Cultura, religione, comunicazione, immigrazione irregolare, politica ed economia: questi i vertici dell’esagono che ha al centro la violenza di genere, tra le cui manifestazioni c’è anche la tratta delle donne. Se ne è parlato nell’incontro online del 26 febbraio 2021 “InTRATTAbili: Schiavitù contemporanee e il caso della tratta delle donne”, organizzato da IParticipate, AntropoLogiche e Progetto Arcobaleno in occasione della Giornata Internazionale dei diritti delle donne, con la partecipazione di Meena Patel, membro dell’organizzazione Southall Black Sisters e delle associazioni che si occupano di violenza di genere e tratta.
Schiavitù oggi: una violenza strutturale e di sistema
La violenza di genere è un fenomeno di sistema: non consiste solo nella violenza fisica, ma coinvolge tutti gli aspetti della società, in particolare la comunicazione, capace di alimentare pregiudizi e consolidare diseguaglianze. Questa consapevolezza è il punto di partenza per individuare forme di assistenza adeguate presso i centri antiviolenza: “bisogna elaborare un metodo di genere”, come lo definisce una operatrice di BeFree, in cui il primo passo può essere il dialogo da donna a donna tra operatrice e vittima. La pluralità dei modi di manifestazione della violenza di genere comporta, però, che per affrontarla sia necessario un cambiamento strutturale, realizzabile attraverso una formazione specifica sul tema di genere, funzionale anche ad elaborare un linguaggio adeguato ad agire sul piano della comunicazione.
Schiavitù oggi e strumenti di oppressione: Meena Patel e le Southall Black Sisters
Cultura e religione sono spesso strumenti di oppressione nei confronti delle donne, che impediscono l’esercizio dei diritti umani. “Onore e vergogna sono valori alla base della vita familiare nelle minoranze etniche straniere: le donne sono chiamate a preservare l’onore della famiglia rispettando le regole religiose e culturali della comunità. (…) In tali contesti, spesso, il suicidio femminile è culturalmente più accettabile rispetto all’interruzione di relazioni opprimenti e fatte di abusi”, racconta Meena Patel, membro delle Southall Black Sisters di Londra, che dal 1979 combattono per i diritti delle donne delle minoranze straniere vittime di discriminazioni e di violenza. Su questa realtà incidono anche politiche migratorie restrittive e la situazione di irregolarità di molte donne: l’esito non è solo l’impossibilità di accedere ai servizi pubblici, ma soprattutto la rinuncia a denunciare le violenze subite per paura del rimpatrio.
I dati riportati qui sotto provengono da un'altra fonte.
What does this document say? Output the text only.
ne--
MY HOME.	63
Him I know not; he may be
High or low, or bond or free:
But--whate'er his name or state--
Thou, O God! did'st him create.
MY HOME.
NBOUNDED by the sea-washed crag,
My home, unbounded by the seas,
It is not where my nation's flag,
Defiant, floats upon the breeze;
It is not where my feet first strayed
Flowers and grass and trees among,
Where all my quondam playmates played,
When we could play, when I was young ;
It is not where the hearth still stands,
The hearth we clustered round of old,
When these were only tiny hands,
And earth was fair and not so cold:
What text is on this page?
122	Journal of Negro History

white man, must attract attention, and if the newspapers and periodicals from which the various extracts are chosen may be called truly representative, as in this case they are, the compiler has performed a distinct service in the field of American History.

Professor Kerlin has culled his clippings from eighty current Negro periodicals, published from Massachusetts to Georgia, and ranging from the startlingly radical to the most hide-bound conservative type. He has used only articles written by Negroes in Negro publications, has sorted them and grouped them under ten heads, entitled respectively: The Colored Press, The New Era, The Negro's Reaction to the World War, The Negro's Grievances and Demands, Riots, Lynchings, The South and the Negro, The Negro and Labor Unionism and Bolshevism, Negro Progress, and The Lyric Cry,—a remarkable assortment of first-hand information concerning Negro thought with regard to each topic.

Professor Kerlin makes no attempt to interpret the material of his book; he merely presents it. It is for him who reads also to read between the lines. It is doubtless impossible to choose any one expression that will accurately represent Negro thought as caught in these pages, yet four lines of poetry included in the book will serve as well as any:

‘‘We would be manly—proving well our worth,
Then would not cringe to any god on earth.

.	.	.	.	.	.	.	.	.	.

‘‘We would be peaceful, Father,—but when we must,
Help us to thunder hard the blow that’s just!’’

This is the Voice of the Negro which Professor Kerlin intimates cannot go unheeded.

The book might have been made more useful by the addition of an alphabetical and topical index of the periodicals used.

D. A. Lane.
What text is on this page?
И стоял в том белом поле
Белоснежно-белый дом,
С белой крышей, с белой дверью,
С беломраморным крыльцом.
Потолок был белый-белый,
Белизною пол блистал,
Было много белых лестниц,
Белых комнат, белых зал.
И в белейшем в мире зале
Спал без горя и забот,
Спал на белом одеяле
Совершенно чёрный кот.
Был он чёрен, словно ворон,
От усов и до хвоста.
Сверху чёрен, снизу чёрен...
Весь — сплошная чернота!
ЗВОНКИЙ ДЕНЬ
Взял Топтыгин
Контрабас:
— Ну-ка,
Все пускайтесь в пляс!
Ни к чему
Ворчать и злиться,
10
Schiavitù oggi: cittadinanza economica invisibile
“Esiste una cittadinanza economica invisibile alla quale bisogna restituire un potere decisionale”, spiega una operatrice dell’ass. Nosotras. “L’immigrazione è donna: dai dati emerge che i Paesi a basso reddito investono nell’immigrazione femminile. L’economia è donna: spesso sono le donne che gestiscono il patrimonio familiare e sono loro che inviano più denaro nei Paesi di origine, nonostante abbiano un reddito inferiore”. Il risparmio femminile, spesso, non è destinato al raggiungimento degli obiettivi individuali e questo non sempre deriva da una scelta autonoma, ma può dipendere da un controllo esterno che priva le donne di autodeterminazione e che, nel caso delle vittime di tratta, le rende uno strumento di guadagno per chi le sfrutta.
Schiavitù oggi: motivazione e collaborazione
Per uscire dallo sfruttamento occorrono motivazione e consapevolezza dei propri diritti, sia umani che lavorativi, ma anche la collaborazione con le istituzioni: in questo modo è possibile accedere ai servizi pubblici e renderli realmente funzionali alle esigenze delle donne.